From mboxrd@z Thu Jan  1 00:00:00 1970
Return-Path: <mhall@mhcomputing.net>
Received: from mail.mhcomputing.net (master.mhcomputing.net [74.208.46.186])
 by dpdk.org (Postfix) with ESMTP id 4EBC55A1D
 for <dev@dpdk.org>; Mon, 23 Feb 2015 22:17:25 +0100 (CET)
Received: by mail.mhcomputing.net (Postfix, from userid 1000)
 id B4E9380C036; Mon, 23 Feb 2015 13:16:45 -0800 (PST)
Date: Mon, 23 Feb 2015 13:16:45 -0800
From: Matthew Hall <mhall@mhcomputing.net>
To: Matt Laswell <laswell@infiniteio.com>
Message-ID: <20150223211645.GB20766@mhcomputing.net>
References: <3ABAA9DB-3F71-44D4-9C46-22933F9F30F0@mhcomputing.net>
 <20150222160204.20816910@urahara>
 <F543F60F-083D-4018-8387-062EAF8319D1@mhcomputing.net>
 <CA+GnqApB+nEQXD1TssOotXX+sV8DZ5aoDwQnEv9CoUhqwSckFA@mail.gmail.com>
MIME-Version: 1.0
Content-Type: text/plain; charset=us-ascii
Content-Disposition: inline
In-Reply-To: <CA+GnqApB+nEQXD1TssOotXX+sV8DZ5aoDwQnEv9CoUhqwSckFA@mail.gmail.com>
User-Agent: Mutt/1.5.23 (2014-03-12)
Cc: "<dev@dpdk.org>" <dev@dpdk.org>
Subject: Re: [dpdk-dev] Appropriate DPDK data structures for TCP sockets
X-BeenThere: dev@dpdk.org
X-Mailman-Version: 2.1.15
Precedence: list
List-Id: patches and discussions about DPDK <dev.dpdk.org>
List-Unsubscribe: <http://dpdk.org/ml/options/dev>,
 <mailto:dev-request@dpdk.org?subject=unsubscribe>
List-Archive: <http://dpdk.org/ml/archives/dev/>
List-Post: <mailto:dev@dpdk.org>
List-Help: <mailto:dev-request@dpdk.org?subject=help>
List-Subscribe: <http://dpdk.org/ml/listinfo/dev>,
 <mailto:dev-request@dpdk.org?subject=subscribe>
X-List-Received-Date: Mon, 23 Feb 2015 21:17:25 -0000

On Mon, Feb 23, 2015 at 08:48:57AM -0600, Matt Laswell wrote:
> Apologies in advance for likely being a bit long-winded.

Long winded is great, helps me get context.

> First, you really need to take cache performance into account when you're
> choosing a data structure.  Something like a balanced tree can seem awfully
> appealing at first blush

Agreed. I did some amount of DPDK stuff before but without TCP. This is why I 
was figuring a packet-hash is better than a tree.

> Second, rather than synchronizing (perhaps with locks, perhaps with
> lockless data structures), it's often beneficial to create multiple
> threads, each of which holds a fraction of your connection tracking data.

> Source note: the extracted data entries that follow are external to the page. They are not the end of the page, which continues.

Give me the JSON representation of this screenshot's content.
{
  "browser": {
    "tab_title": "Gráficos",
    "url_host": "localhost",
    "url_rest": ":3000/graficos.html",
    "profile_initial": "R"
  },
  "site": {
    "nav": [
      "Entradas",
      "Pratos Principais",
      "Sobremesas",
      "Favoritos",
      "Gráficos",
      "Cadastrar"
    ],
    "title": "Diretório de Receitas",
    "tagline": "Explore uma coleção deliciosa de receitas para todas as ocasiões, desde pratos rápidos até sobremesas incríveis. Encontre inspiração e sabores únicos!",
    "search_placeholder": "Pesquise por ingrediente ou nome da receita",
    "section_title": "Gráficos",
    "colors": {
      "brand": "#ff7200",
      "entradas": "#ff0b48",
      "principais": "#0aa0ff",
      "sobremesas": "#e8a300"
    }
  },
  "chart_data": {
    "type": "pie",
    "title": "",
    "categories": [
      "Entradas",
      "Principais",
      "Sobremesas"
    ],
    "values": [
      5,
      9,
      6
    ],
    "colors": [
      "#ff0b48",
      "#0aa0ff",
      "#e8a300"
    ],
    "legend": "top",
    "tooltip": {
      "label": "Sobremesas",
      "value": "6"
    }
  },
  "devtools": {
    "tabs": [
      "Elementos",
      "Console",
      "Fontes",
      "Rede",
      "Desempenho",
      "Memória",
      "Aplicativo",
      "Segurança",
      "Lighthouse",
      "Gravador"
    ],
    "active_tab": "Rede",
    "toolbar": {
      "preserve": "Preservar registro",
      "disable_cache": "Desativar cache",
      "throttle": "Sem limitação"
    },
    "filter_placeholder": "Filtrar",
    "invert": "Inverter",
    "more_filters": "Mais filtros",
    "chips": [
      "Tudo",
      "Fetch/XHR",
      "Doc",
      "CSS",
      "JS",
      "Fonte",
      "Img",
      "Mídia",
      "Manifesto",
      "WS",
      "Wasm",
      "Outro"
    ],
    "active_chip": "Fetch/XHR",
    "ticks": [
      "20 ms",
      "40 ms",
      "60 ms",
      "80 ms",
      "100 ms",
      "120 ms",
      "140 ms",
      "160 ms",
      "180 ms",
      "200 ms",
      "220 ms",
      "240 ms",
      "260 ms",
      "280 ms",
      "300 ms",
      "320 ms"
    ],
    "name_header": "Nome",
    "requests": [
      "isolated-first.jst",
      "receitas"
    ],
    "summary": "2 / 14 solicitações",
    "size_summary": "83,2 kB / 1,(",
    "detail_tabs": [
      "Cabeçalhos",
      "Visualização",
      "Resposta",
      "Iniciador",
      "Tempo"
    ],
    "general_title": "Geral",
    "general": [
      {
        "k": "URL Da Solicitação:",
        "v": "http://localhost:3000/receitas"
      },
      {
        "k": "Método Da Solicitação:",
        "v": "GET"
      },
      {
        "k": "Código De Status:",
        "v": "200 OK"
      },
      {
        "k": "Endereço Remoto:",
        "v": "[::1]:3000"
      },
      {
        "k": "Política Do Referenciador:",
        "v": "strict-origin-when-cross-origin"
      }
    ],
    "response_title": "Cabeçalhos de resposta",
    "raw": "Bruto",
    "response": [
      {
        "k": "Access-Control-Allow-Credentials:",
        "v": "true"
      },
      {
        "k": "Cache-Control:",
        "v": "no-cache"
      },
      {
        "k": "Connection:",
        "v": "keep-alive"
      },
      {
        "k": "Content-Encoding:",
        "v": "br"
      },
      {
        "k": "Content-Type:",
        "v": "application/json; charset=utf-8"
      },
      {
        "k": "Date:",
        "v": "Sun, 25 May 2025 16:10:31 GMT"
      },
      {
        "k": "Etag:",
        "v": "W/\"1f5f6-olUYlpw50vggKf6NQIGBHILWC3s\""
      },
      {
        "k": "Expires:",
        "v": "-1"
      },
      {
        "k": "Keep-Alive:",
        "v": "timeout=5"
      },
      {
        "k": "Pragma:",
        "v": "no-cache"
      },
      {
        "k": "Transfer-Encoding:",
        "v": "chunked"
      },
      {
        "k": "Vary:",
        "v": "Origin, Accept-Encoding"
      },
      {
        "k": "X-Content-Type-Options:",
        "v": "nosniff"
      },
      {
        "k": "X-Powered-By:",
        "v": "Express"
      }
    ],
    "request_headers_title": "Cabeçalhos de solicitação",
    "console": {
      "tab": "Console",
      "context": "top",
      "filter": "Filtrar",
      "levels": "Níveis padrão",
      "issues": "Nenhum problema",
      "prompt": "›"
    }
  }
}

Yes, I REALLY REALLY REALLY wanted to do RSS. But the virtio-net and other 
VM's don't support RSS, unlike the classic PCIe NIC's. In order to get the 
community to use my app I have to give them a "batteries included" 
environment, where the system can still work even with no RSS.

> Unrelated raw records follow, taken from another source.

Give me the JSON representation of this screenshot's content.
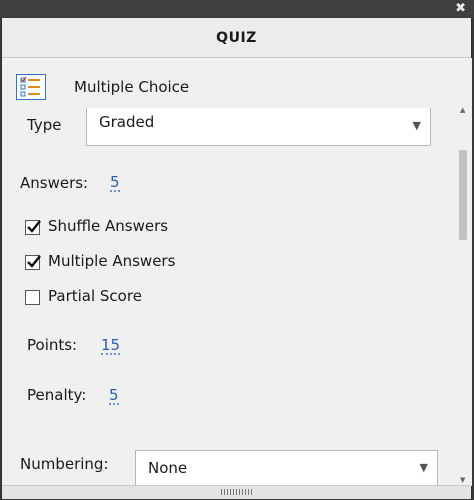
{
  "panel": {
    "title": "QUIZ"
  },
  "quiz": {
    "icon": "multiple-choice-list-icon",
    "title": "Multiple Choice"
  },
  "type": {
    "label": "Type",
    "value": "Graded"
  },
  "answers": {
    "label": "Answers:",
    "value": "5"
  },
  "options": [
    {
      "label": "Shuffle Answers",
      "checked": true
    },
    {
      "label": "Multiple Answers",
      "checked": true
    },
    {
      "label": "Partial Score",
      "checked": false
    }
  ],
  "points": {
    "label": "Points:",
    "value": "15"
  },
  "penalty": {
    "label": "Penalty:",
    "value": "5"
  },
  "numbering": {
    "label": "Numbering:",
    "value": "None"
  },
  "colors": {
    "link": "#2a5fb0",
    "icon_accent": "#2f74c4",
    "titlebar": "#3f3f3f"
  }
}
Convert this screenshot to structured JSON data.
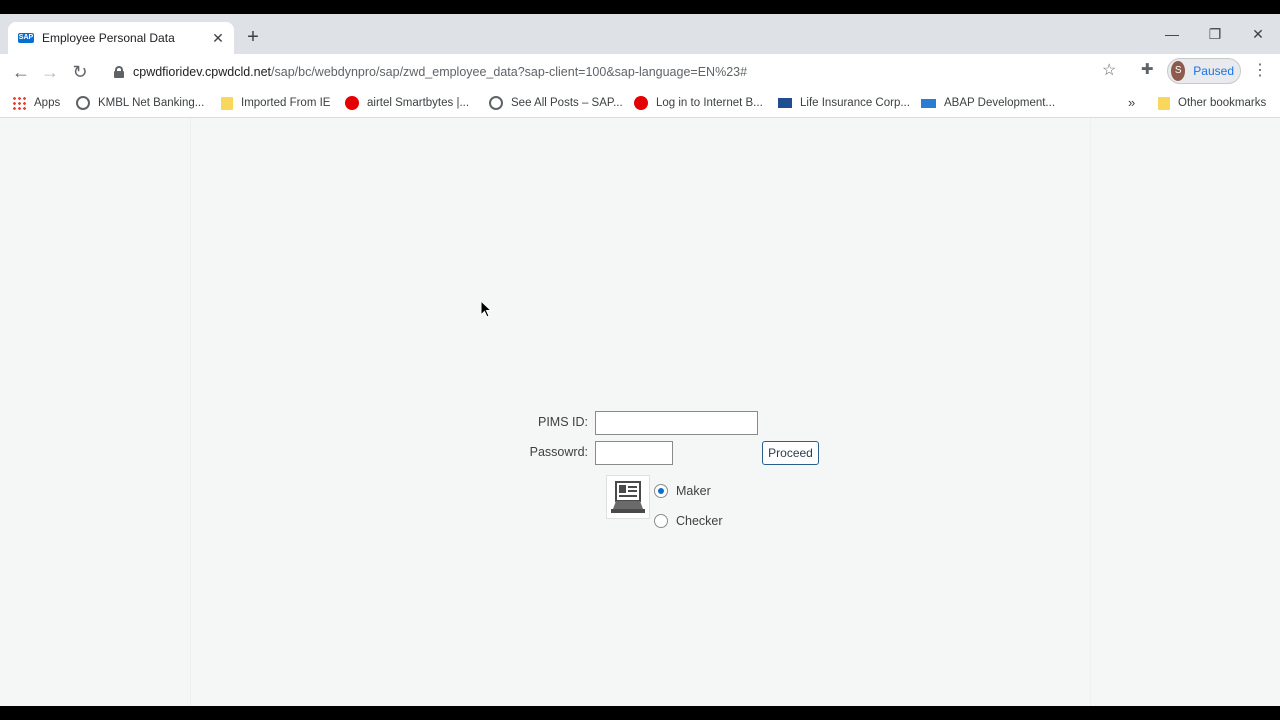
{
  "browser": {
    "tab_title": "Employee Personal Data",
    "url_host": "cpwdfioridev.cpwdcld.net",
    "url_path": "/sap/bc/webdynpro/sap/zwd_employee_data?sap-client=100&sap-language=EN%23#",
    "profile_initial": "S",
    "profile_status": "Paused"
  },
  "bookmarks": [
    {
      "label": "Apps",
      "icon": "apps-grid-icon"
    },
    {
      "label": "KMBL Net Banking...",
      "icon": "globe-icon"
    },
    {
      "label": "Imported From IE",
      "icon": "folder-icon"
    },
    {
      "label": "airtel Smartbytes |...",
      "icon": "airtel-icon"
    },
    {
      "label": "See All Posts – SAP...",
      "icon": "globe-icon"
    },
    {
      "label": "Log in to Internet B...",
      "icon": "airtel-icon"
    },
    {
      "label": "Life Insurance Corp...",
      "icon": "lic-icon"
    },
    {
      "label": "ABAP Development...",
      "icon": "sap-icon"
    }
  ],
  "other_bookmarks": "Other bookmarks",
  "form": {
    "pims_label": "PIMS ID:",
    "pims_value": "",
    "password_label": "Passowrd:",
    "password_value": "",
    "proceed_label": "Proceed",
    "roles": [
      {
        "label": "Maker",
        "selected": true
      },
      {
        "label": "Checker",
        "selected": false
      }
    ]
  },
  "colors": {
    "accent": "#0a6ed1",
    "page_bg": "#f5f6f6"
  }
}
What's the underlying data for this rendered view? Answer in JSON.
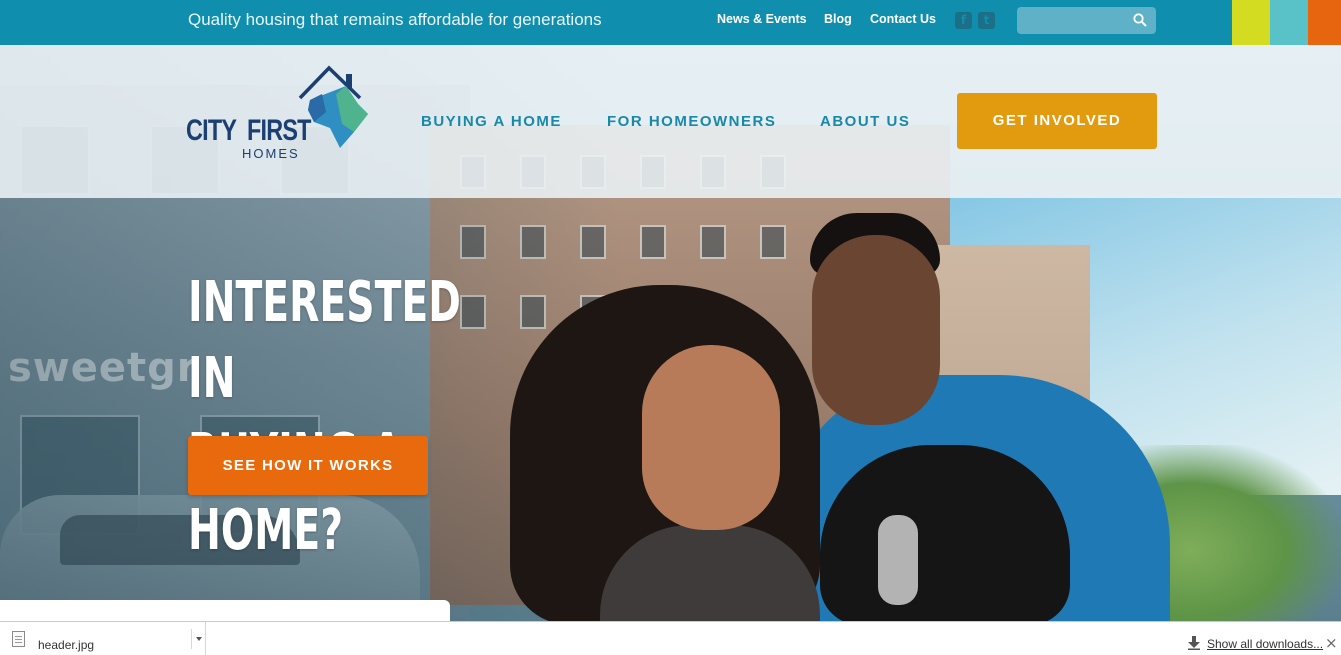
{
  "topbar": {
    "tagline": "Quality housing that remains affordable for generations",
    "links": {
      "news": "News & Events",
      "blog": "Blog",
      "contact": "Contact Us"
    },
    "social": {
      "facebook": "f",
      "twitter": "t"
    },
    "search": {
      "placeholder": "",
      "icon": "search-icon"
    },
    "swatches": [
      "#d4dc22",
      "#58c2c8",
      "#e8650f"
    ],
    "background": "#0f8fad"
  },
  "header": {
    "logo": {
      "word1": "CITY",
      "word2": "FIRST",
      "word3": "HOMES"
    },
    "nav": {
      "buying": "BUYING A HOME",
      "homeowners": "FOR HOMEOWNERS",
      "about": "ABOUT US"
    },
    "cta": "GET INVOLVED",
    "cta_color": "#e29a0e"
  },
  "hero": {
    "headline_line1": "INTERESTED IN",
    "headline_line2": "BUYING A HOME?",
    "button": "SEE HOW IT WORKS",
    "button_color": "#e86a0c",
    "background_sign": "sweetgr"
  },
  "download_bar": {
    "file_name": "header.jpg",
    "show_all": "Show all downloads...",
    "close": "×"
  }
}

> Third, it's very worthwhile to have a cache for the most recently accessed
> connection.  First, because network traffic is bursty, and you'll
> frequently see multiple packets from the same connection in succession.
> Second, because it can make life easier for your application code.  If you
> have multiple places that need to access connection data, you don't have to
> worry so much about the cost of repeated searches.  Again, this may or may
> not matter for your particular application.  But for ones I've worked on,
> it's been a win.

Yes, this sounds like a really good idea. One advantage in my product, I am 
only doing TCP Syslog, so I don't have an arbitrary zillion connections like 
FW or IPS would want. I could cap it at something like 8192 or 16384 and be 
good enough for some time until a better solution is worked out.

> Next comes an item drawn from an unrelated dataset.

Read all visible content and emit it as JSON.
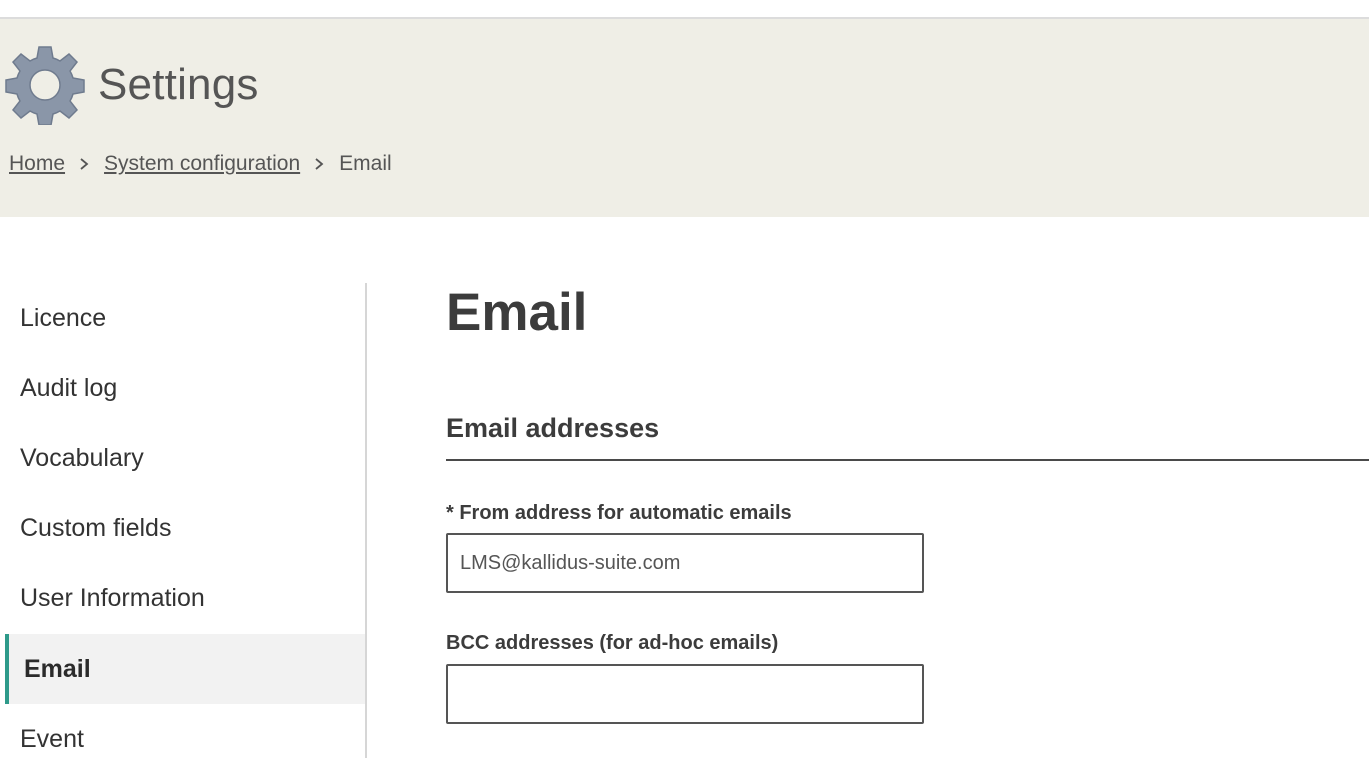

I could make some capped array or linked list of the X most recent ones for 
cheap access. It's just socket pointers so it doesn't hardly cost anything to 
copy a couple pointers into a cache and quickly invalidate when the connection 
closes.

> Anyway, as predicted, this post has gone far too long for a Monday
> morning.  Regardless, I hope you found it useful.

This was great. Thank you!

Matthew.